Por eso, creo que el libro de Drouzy, ameno y lleno de información inédita, merece ser leído por todos los admiradores de Dreyer, aunque lo que nos proporcione sea, más que nada, algunas pistas, materia prima para ulteriores pesquisas, confirmaciones de algunas sospechas que pueden ser un buen punto de partida, pero siempre después de haber tenido en cuenta sus películas, para el gran libro sobre el cine de Dreyer que algunos —entre los que me cuento— esperamos que alguien escriba. No es, desde luego, empresa fácil, pues son tales los problemas que Dreyer plantea que, normalmente, los estudiosos tienden a eludirlos y escamotearlos, en un sentido u otro, o a coger el rábano por las hojas y tratar de explicarlo todo a través del prisma de aquella parte que mejor dominan o que más (o menos conflictivamente) les interesa, como acaba por sucederle a Drouzy.
Carl Th.
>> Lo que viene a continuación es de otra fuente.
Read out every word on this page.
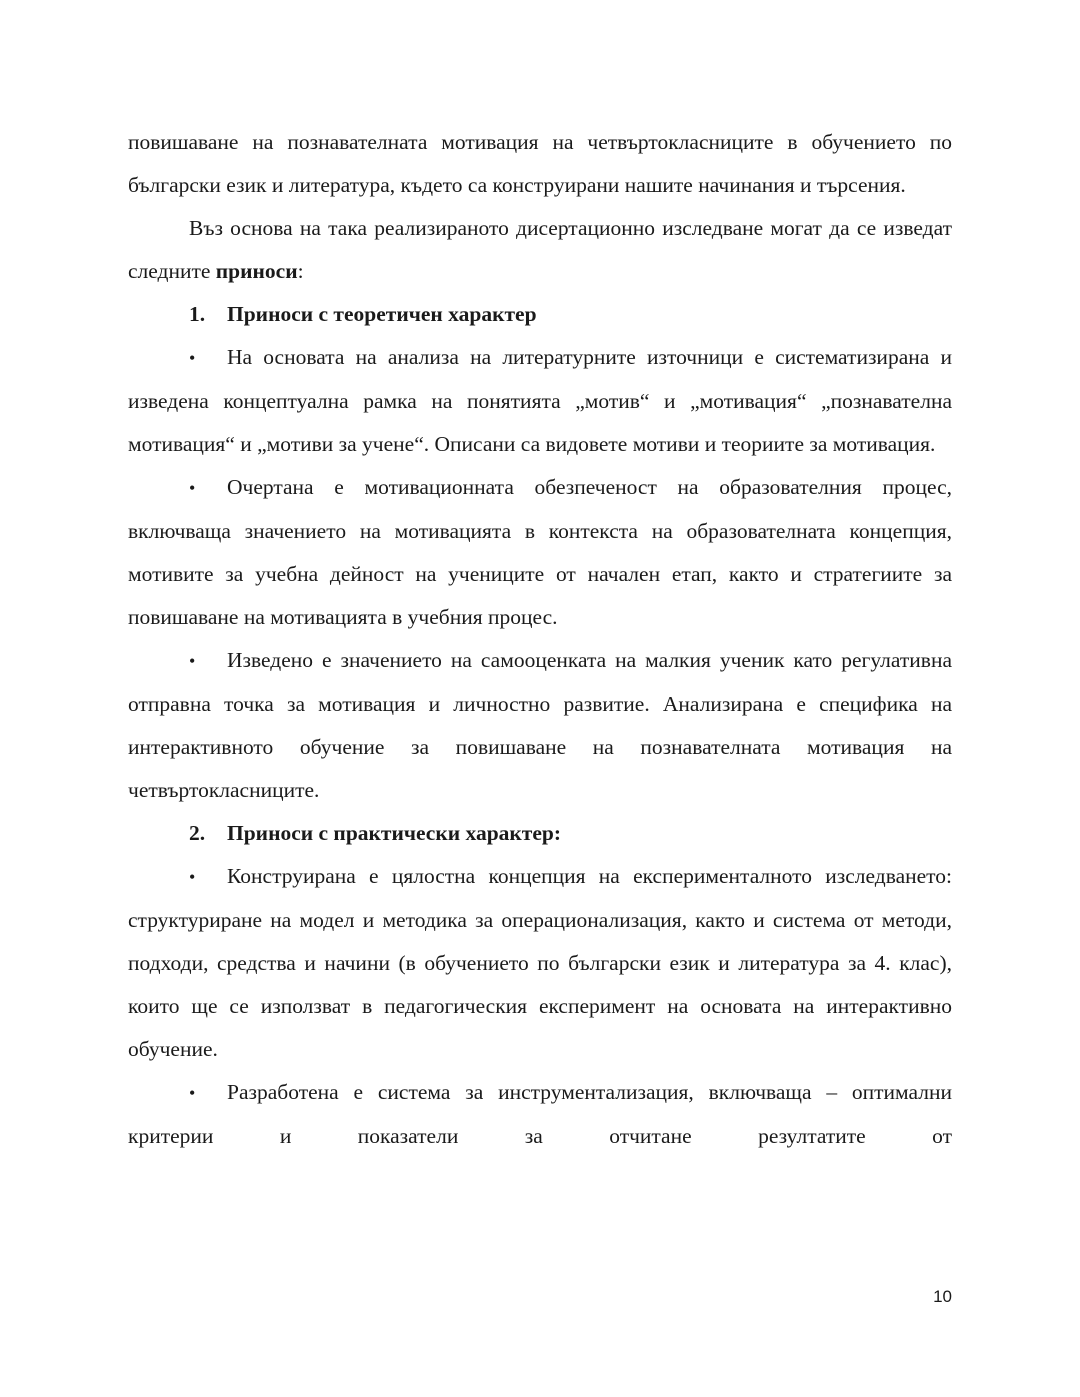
повишаване на познавателната мотивация на четвъртокласниците в обучението по български език и литература, където са конструирани нашите начинания и търсения.

Въз основа на така реализираното дисертационно изследване могат да се изведат следните приноси:

1. Приноси с теоретичен характер

• На основата на анализа на литературните източници е систематизирана и изведена концептуална рамка на понятията „мотив“ и „мотивация“ „познавателна мотивация“ и „мотиви за учене“. Описани са видовете мотиви и теориите за мотивация.

• Очертана е мотивационната обезпеченост на образователния процес, включваща значението на мотивацията в контекста на образователната концепция, мотивите за учебна дейност на учениците от начален етап, както и стратегиите за повишаване на мотивацията в учебния процес.

• Изведено е значението на самооценката на малкия ученик като регулативна отправна точка за мотивация и личностно развитие. Анализирана е специфика на интерактивното обучение за повишаване на познавателната мотивация на четвъртокласниците.

2. Приноси с практически характер:

• Конструирана е цялостна концепция на експерименталното изследването: структуриране на модел и методика за операционализация, както и система от методи, подходи, средства и начини (в обучението по български език и литература за 4. клас), които ще се използват в педагогическия експеримент на основата на интерактивно обучение.

• Разработена е система за инструментализация, включваща – оптимални критерии и показатели за отчитане резултатите от

10
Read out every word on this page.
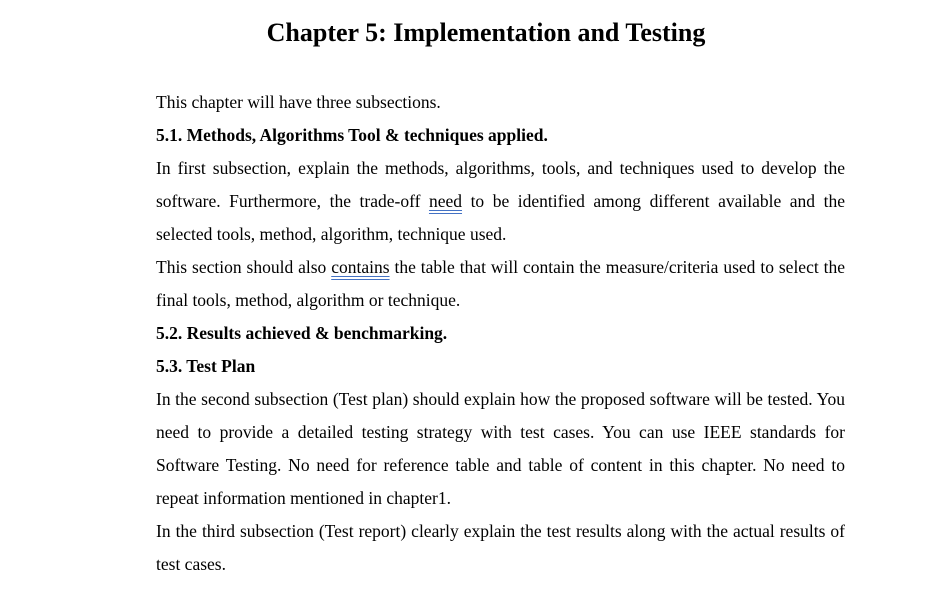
Chapter 5: Implementation and Testing

This chapter will have three subsections.

5.1. Methods, Algorithms Tool & techniques applied.

In first subsection, explain the methods, algorithms, tools, and techniques used to develop the software. Furthermore, the trade-off need to be identified among different available and the selected tools, method, algorithm, technique used.

This section should also contains the table that will contain the measure/criteria used to select the final tools, method, algorithm or technique.

5.2. Results achieved & benchmarking.

5.3. Test Plan

In the second subsection (Test plan) should explain how the proposed software will be tested. You need to provide a detailed testing strategy with test cases. You can use IEEE standards for Software Testing. No need for reference table and table of content in this chapter. No need to repeat information mentioned in chapter1.

In the third subsection (Test report) clearly explain the test results along with the actual results of test cases.
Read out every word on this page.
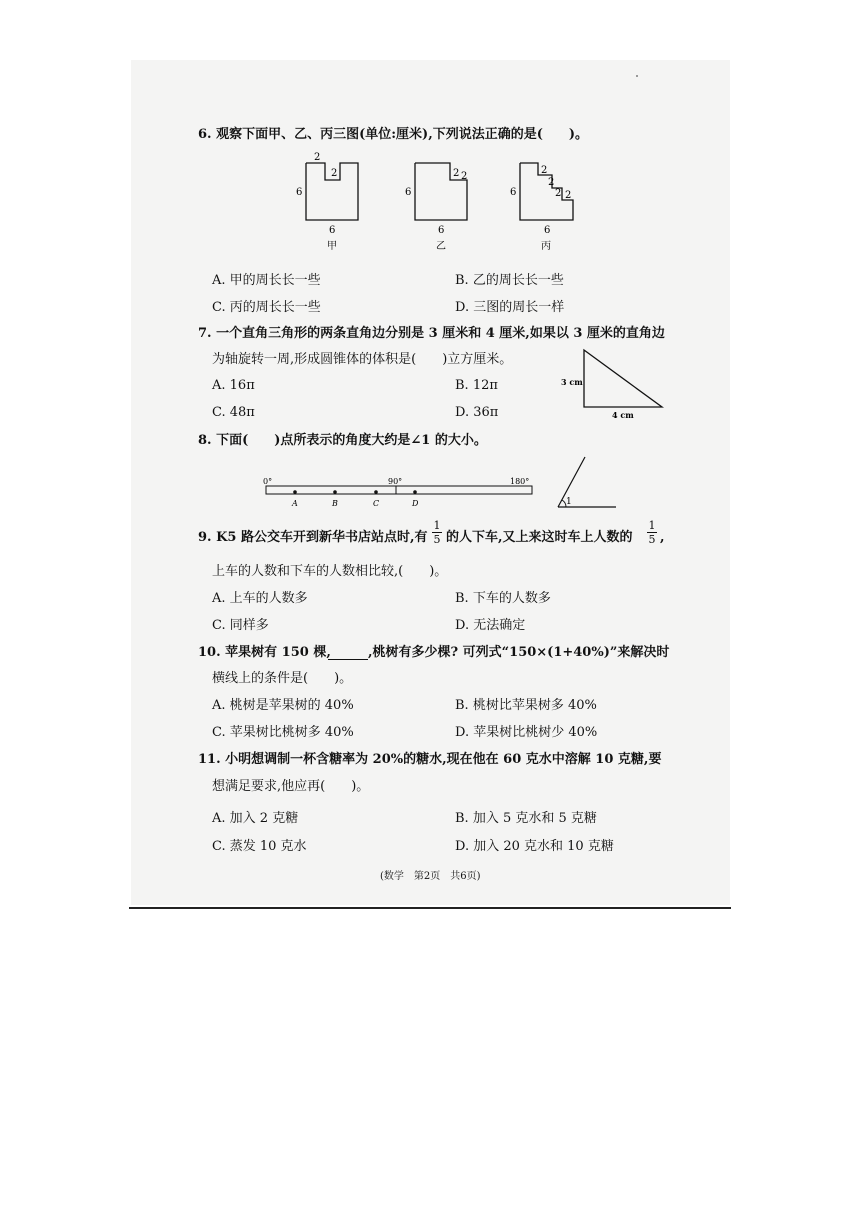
6. 观察下面甲、乙、丙三图(单位:厘米),下列说法正确的是(　　)。
2
2
6
6
甲
2 2
6
6
乙
2
2
2 2
6
6
丙
A. 甲的周长长一些	B. 乙的周长长一些
C. 丙的周长长一些	D. 三图的周长一样
7. 一个直角三角形的两条直角边分别是 3 厘米和 4 厘米,如果以 3 厘米的直角边
为轴旋转一周,形成圆锥体的体积是(　　)立方厘米。
A. 16π	B. 12π
C. 48π	D. 36π
3 cm
4 cm
8. 下面(　　)点所表示的角度大约是∠1 的大小。
0°	90°	180°
A	B	C	D	1
9. K5 路公交车开到新华书店站点时,有
1
5 的人下车,又上来这时车上人数的
1
5 ,
上车的人数和下车的人数相比较,(　　)。
A. 上车的人数多	B. 下车的人数多
C. 同样多	D. 无法确定
10. 苹果树有 150 棵,	,桃树有多少棵? 可列式“150×(1+40%)”来解决时
横线上的条件是(　　)。
A. 桃树是苹果树的 40%	B. 桃树比苹果树多 40%
C. 苹果树比桃树多 40%	D. 苹果树比桃树少 40%
11. 小明想调制一杯含糖率为 20%的糖水,现在他在 60 克水中溶解 10 克糖,要
想满足要求,他应再(　　)。
A. 加入 2 克糖	B. 加入 5 克水和 5 克糖
C. 蒸发 10 克水	D. 加入 20 克水和 10 克糖
(数学　第2页　共6页)
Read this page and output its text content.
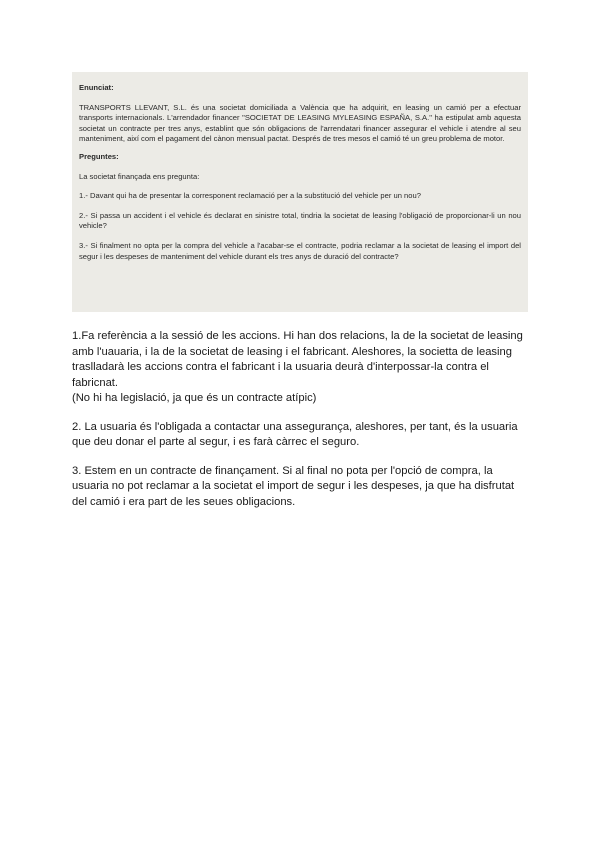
Enunciat:
TRANSPORTS LLEVANT, S.L. és una societat domiciliada a València que ha adquirit, en leasing un camió per a efectuar transports internacionals. L'arrendador financer "SOCIETAT DE LEASING MYLEASING ESPAÑA, S.A." ha estipulat amb aquesta societat un contracte per tres anys, establint que són obligacions de l'arrendatari financer assegurar el vehicle i atendre al seu manteniment, així com el pagament del cànon mensual pactat. Després de tres mesos el camió té un greu problema de motor.
Preguntes:
La societat finançada ens pregunta:
1.- Davant qui ha de presentar la corresponent reclamació per a la substitució del vehicle per un nou?
2.- Si passa un accident i el vehicle és declarat en sinistre total, tindria la societat de leasing l'obligació de proporcionar-li un nou vehicle?
3.- Si finalment no opta per la compra del vehicle a l'acabar-se el contracte, podria reclamar a la societat de leasing el import del segur i les despeses de manteniment del vehicle durant els tres anys de duració del contracte?
1.Fa referència a la sessió de les accions. Hi han dos relacions, la de la societat de leasing
amb l'uauaria, i la de la societat de leasing i el fabricant. Aleshores, la societta de leasing
traslladarà les accions contra el fabricant i la usuaria deurà d'interpossar-la contra el
fabricnat.
(No hi ha legislació, ja que és un contracte atípic)
2. La usuaria és l'obligada a contactar una assegurança, aleshores, per tant, és la usuaria
que deu donar el parte al segur, i es farà càrrec el seguro.
3. Estem en un contracte de finançament. Si al final no pota per l'opció de compra, la
usuaria no pot reclamar a la societat el import de segur i les despeses, ja que ha disfrutat
del camió i era part de les seues obligacions.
Dreyer, né Nilsson. Maurice Drouzy, Cerf. París, 1982.
(1) Cuando se repasan las pruebas, se hace preciso aclarar que me refería al de Juan Antonio Gómez García (Fundamentos, Colección Arte, Madrid, 1997) y no al homónimo Carl Theodor Dreyer, de Manuel Vidal Estévez (Cátedra, Colección Signo e Imagen Cineastas. Madrid. 1997), aparecido a finales de julio y que, aunque no responde a mis expectativas, no carece de utilidad; sin parecerme tampoco satisfactorio, es un libro con el que, al menos, se puede discutir, como sucedía ya con las monografías de Tom Milne, David Bordwell, Drouzy y Claude Perrin, o los largos ensayos de Paul Schrader y Noel Burch.